I still write all my articles that way – interview my subjects, then sort of wander around in a distracted daze for a week or two while the aforementioned mysterious workings work (I really can't tell you how, and can't afford to examine it lest I run into the Centipede's Dilemma and am never able to write again) until finally just before deadline (this usually happens around 2 a.m., one of the many good reasons why I live alone) it all comes together in one quick, high-pressure gush.

And so, that's how my business plan basically came together.

Except for some nasty, tough stuff that I've never, ever had to do before, like quantifying the unquantifiable. What is my time worth? What is the uniqueness of my idea worth? How many of my various worts and widgets would I have to sell to recover the cost of making them? How many of same could I sell? These look like very simple questions when I type them out in sentences – and indeed, the business plan verbiage itself was some of the easiest writing I've ever done. But this stuff... this stuff...

And I did it all in two weeks, while attending the WAM convention, while selling dustcatchers, while rearranging the Unabomber Cabin so I could establish a functional home office (and yes, this did indeed involve more chalkboard paint; I should make anyone who drops by for coffee or whatever sign a non-disclosure agreement before crossing the threshold and seeing my business plan scrawled all over the walls), while cramming several months worth of research (remember; the preliminary stuff was all about a whole different industry, not even sort of applicable to what I've chosen to pursue) into that time.

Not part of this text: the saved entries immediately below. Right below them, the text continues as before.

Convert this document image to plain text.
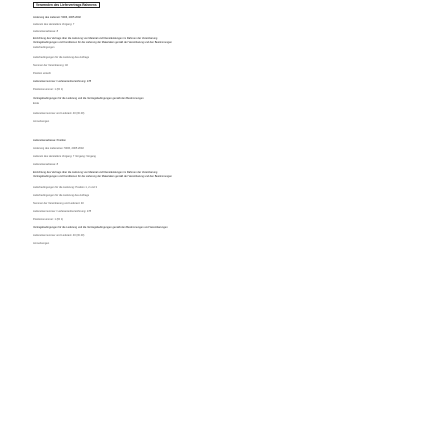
Verwenden des Liefervertrags Rahmens
Änderung des Lieferant: 5006, 2005 2002
Lieferant des Herstellers Vorgang: 7
Lieferantenadresse: 8
Einrichtung des Vertrags über die Lieferung von Material und Dienstleistungen im Rahmen der Vereinbarung
Vertragsbedingungen und Konditionen für die Lieferung der Materialien gemäß der Vereinbarung und den Bestimmungen
Lieferbedingungen
Lieferbedingungen für die Lieferung des Auftrags
Nummer der Vereinbarung: 40
Position erstellt
Lieferantennummer / Lieferantenbezeichnung: 178
Positionsnummer: 1 (ID 1)
Vertragsbedingungen für die Lieferung und die Vertragsbedingungen gemäß den Bestimmungen
Ende
Lieferantennummer und Lieferant: 40 (ID 40)
Anmerkungen
Lieferantenadresse: Position
Änderung des Lieferanten: 5006, 2005 2002
Lieferant des Herstellers Vorgang: 7 Vorgang: Vorgang
Lieferantenadresse: 8
Einrichtung des Vertrags über die Lieferung von Material und Dienstleistungen im Rahmen der Vereinbarung
Vertragsbedingungen und Konditionen für die Lieferung der Materialien gemäß der Vereinbarung und den Bestimmungen
Lieferbedingungen für die Lieferung: Position 1, 2 und 3
Lieferbedingungen für die Lieferung des Auftrags
Nummer der Vereinbarung und Lieferant: 40
Lieferantennummer / Lieferantenbezeichnung: 178
Positionsnummer: 1 (ID 1)
Vertragsbedingungen für die Lieferung und die Vertragsbedingungen gemäß den Bestimmungen und Vereinbarungen
Lieferantennummer und Lieferant: 40 (ID 40)
Anmerkungen
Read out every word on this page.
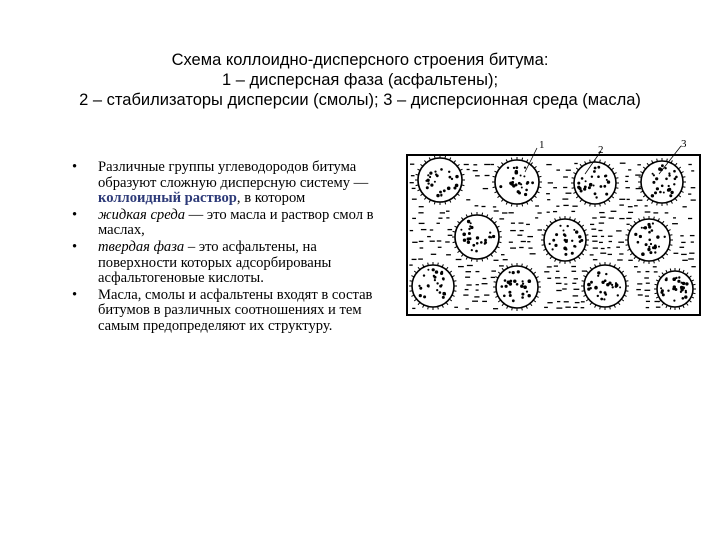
Схема коллоидно-дисперсного строения битума:
1 – дисперсная фаза (асфальтены);
2 – стабилизаторы дисперсии (смолы); 3 – дисперсионная среда (масла)
• Различные группы углеводородов битума образуют сложную дисперсную систему — коллоидный раствор, в котором
• жидкая среда — это масла и раствор смол в маслах,
• твердая фаза – это асфальтены, на поверхности которых адсорбированы асфальтогеновые кислоты.
• Масла, смолы и асфальтены входят в состав битумов в различных соотношениях и тем самым предопределяют их структуру.
1	2	3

Bottom line: I think I earned about a B- on this thing. I'm not terribly satisfied with it at all.

Unlike my senior project, however, I'm not willing to chuck it all. Unlike my project, this thing shows some potential if I keep working on it. Yes, it was a rush job to meet an arbitrary deadline, but I've still got a considerable investment of time and mental health on my hard drive and I'd really like to make it pay off.

So, I'm going to keep researching, interviewing, persuading, and keeping plugging the results of these into my Magic Business Formulas and see where it all takes me.

Am I a businesswoman? We'll see.

Anyway, it's something I've never done before. And that's a bigger rush even than being a hobo.